Wednesday 14 July 2010

Seal-a-Fridge: even franchising has its limits

One of the best ways of generating quality earnings from a trade mark is by licensing its use under a business format franchise. In theory, once the business formula is tried and tested, the franchise becomes a licence to print money: the licensee invests in premises, equipment, hardware and labour, while the licensor -- while receiving sign-on fees, possible service and consultancy retainers and regular royalty payments --advertises the franchised service and reaps the benefit as the brand equity just keeps rising.

There are however limits to the money-making potential of the franchise format, as can be seen from a recent episode in Australia. In "Court decision brings cold comfort to franchisor", Tim Golder, Robyn Chatwood and Ben Mee (Allens Arthur Robinson) discuss in their firm's Intellectual Property Focus a complaint made against Seal-A-Fridge, in which the Federal Court ruled that the franchisor had abused its position of strength in order to impose significant increases in fees payable by its franchisees.

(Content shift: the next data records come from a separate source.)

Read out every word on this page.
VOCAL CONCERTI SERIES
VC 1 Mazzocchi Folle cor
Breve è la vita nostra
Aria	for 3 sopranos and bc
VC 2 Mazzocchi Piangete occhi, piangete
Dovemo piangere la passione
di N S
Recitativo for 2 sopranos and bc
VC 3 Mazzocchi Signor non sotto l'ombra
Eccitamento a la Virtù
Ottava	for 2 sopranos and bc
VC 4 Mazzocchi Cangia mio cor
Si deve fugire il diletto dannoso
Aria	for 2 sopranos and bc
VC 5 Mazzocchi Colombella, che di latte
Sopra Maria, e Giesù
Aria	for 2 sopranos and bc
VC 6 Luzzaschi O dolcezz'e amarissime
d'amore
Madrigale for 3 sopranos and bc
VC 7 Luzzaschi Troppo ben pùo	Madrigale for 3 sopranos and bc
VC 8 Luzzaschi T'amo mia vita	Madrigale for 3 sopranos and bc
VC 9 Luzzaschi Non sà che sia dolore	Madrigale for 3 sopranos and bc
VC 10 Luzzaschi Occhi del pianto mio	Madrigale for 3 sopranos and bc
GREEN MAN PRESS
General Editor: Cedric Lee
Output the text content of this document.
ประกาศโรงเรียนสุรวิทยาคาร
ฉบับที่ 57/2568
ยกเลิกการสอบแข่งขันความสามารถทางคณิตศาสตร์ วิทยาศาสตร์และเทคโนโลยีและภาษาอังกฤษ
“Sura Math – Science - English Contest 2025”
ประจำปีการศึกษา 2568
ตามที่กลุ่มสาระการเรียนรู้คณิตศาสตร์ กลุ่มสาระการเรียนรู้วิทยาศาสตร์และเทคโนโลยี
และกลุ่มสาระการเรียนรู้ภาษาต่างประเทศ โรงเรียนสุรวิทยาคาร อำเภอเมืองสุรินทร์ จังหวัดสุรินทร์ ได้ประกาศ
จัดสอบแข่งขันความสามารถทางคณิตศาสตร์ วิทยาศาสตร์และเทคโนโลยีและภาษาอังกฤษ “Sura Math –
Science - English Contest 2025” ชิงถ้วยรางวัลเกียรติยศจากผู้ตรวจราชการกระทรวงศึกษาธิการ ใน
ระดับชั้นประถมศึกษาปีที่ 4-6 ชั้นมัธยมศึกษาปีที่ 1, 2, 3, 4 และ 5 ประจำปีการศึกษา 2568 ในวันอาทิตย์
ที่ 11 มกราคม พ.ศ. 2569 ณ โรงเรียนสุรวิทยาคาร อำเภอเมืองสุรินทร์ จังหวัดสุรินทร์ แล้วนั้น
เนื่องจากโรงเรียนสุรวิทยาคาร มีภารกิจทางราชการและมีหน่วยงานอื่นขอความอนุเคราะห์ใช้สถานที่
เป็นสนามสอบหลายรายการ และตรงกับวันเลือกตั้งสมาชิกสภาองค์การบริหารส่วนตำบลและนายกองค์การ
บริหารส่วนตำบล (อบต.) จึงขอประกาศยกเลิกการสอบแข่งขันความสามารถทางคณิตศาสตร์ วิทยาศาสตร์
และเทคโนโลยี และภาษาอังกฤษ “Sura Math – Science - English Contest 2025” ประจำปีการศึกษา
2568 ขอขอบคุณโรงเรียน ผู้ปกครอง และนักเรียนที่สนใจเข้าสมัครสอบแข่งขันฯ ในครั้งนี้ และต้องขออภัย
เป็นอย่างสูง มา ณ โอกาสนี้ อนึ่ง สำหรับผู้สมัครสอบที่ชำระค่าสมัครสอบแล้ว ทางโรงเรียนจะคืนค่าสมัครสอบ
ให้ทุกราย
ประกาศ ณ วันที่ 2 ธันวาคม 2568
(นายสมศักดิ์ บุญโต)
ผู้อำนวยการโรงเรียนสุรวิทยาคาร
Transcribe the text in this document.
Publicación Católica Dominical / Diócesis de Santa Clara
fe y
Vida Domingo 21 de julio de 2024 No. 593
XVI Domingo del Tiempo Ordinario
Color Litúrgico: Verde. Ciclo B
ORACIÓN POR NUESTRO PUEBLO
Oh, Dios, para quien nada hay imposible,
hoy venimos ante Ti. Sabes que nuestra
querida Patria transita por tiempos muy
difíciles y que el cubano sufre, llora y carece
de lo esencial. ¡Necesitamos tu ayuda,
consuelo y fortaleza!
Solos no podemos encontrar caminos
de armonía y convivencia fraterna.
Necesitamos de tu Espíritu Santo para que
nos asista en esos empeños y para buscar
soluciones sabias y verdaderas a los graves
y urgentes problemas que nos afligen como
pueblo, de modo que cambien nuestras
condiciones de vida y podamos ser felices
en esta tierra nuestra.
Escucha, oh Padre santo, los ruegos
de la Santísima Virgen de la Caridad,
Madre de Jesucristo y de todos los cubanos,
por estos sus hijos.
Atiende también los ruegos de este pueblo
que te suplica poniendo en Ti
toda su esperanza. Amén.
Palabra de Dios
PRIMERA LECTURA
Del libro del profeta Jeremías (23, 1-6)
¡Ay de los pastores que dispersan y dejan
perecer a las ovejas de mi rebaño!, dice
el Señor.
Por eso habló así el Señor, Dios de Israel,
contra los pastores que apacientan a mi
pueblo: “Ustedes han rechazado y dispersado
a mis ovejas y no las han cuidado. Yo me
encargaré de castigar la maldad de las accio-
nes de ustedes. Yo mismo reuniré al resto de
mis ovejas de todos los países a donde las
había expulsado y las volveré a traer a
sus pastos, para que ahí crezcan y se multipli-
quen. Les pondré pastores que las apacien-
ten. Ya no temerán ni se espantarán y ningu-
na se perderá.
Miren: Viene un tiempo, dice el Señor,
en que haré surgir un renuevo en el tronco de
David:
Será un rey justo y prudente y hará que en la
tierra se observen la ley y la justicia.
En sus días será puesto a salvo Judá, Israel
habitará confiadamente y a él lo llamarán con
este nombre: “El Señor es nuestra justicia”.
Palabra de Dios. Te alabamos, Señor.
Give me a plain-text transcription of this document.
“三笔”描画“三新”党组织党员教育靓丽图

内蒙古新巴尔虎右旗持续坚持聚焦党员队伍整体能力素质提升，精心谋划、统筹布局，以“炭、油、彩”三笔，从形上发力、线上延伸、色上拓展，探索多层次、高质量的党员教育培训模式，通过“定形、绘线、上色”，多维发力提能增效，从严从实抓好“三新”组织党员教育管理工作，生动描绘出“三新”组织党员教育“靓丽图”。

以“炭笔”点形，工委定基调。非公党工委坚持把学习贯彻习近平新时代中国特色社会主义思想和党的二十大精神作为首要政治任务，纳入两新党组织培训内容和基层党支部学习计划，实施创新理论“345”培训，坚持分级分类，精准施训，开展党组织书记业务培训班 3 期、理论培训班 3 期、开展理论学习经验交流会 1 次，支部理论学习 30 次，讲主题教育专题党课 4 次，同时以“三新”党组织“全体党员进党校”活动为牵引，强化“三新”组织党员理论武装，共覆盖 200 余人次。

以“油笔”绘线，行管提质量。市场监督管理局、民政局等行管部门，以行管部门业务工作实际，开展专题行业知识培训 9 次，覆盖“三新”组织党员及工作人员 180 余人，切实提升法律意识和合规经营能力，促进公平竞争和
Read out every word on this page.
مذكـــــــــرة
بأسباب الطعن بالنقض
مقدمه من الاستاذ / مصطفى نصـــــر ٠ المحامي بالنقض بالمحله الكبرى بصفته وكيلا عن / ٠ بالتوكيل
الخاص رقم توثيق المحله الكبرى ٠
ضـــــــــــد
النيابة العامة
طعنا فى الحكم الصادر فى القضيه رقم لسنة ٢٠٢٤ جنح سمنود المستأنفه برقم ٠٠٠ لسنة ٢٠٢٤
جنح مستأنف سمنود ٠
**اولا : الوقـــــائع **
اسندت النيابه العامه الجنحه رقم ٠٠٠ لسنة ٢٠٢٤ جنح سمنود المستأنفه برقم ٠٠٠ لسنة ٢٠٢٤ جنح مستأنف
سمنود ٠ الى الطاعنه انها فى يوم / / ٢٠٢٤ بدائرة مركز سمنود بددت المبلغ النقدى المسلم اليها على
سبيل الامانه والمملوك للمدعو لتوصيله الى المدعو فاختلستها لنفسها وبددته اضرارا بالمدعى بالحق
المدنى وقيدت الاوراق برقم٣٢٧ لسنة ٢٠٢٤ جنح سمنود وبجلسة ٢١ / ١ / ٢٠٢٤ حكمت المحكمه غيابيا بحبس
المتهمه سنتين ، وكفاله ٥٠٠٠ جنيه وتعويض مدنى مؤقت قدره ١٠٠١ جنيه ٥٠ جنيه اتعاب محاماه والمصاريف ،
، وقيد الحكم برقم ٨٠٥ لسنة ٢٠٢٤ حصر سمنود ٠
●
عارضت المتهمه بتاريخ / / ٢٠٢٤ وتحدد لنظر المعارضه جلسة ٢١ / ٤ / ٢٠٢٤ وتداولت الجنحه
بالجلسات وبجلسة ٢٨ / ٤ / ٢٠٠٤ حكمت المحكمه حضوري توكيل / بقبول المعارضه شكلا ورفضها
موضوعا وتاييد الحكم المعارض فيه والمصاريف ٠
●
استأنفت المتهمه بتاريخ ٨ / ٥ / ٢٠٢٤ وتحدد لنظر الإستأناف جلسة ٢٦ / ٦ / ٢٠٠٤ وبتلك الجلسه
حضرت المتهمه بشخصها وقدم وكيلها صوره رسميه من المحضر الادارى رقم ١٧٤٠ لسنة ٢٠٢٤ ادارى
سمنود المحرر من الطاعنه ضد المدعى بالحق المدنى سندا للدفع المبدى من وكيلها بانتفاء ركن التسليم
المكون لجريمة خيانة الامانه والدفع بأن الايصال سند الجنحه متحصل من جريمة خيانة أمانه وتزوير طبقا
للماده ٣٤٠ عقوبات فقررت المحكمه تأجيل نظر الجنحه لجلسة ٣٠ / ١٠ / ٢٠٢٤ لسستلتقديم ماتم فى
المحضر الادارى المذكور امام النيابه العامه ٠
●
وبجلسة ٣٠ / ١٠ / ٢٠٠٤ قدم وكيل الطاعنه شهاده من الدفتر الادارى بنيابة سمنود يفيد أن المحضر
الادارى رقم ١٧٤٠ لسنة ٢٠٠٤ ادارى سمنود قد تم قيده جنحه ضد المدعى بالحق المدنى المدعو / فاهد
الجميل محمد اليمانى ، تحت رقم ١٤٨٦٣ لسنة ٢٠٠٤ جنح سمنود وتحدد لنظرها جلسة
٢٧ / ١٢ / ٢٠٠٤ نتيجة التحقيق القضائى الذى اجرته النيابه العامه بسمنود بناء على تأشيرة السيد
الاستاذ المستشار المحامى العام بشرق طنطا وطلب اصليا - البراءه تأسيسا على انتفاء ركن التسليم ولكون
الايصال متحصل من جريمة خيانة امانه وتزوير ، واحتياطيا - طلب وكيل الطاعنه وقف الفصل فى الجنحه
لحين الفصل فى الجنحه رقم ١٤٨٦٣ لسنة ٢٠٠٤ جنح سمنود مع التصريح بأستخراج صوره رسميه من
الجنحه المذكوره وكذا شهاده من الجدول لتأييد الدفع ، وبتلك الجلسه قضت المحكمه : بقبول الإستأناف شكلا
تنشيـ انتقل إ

This case also tested out the legality of a franchisor withholding its consent to assignment of a franchisee's interest to a new licensee unless the latter executes a franchise agreement which gives the franchisor additional benefits.

After explaining the facts of the complaint, the relevant legal principles and the outcome, the authors conclude as follows:
"... the case serves as a warning to franchisors who seek to take advantage of a franchisee's request for consent to an assignment of the franchise agreement. A court may find unconscionable conduct if consent is used as a lever to extract a better bargain than was originally made by the parties to the agreement, although it appears that evidence of bad faith may be required, as an erroneous construction of a contractual right will not in itself be unconscionable. However, careful drafting of the franchisor's contractual rights with a consideration of both this decision and Clause 20 of the Franchising Code may provide franchisors with greater flexibility in relation to the terms by which 'new' franchisees introduced under a transfer are bound".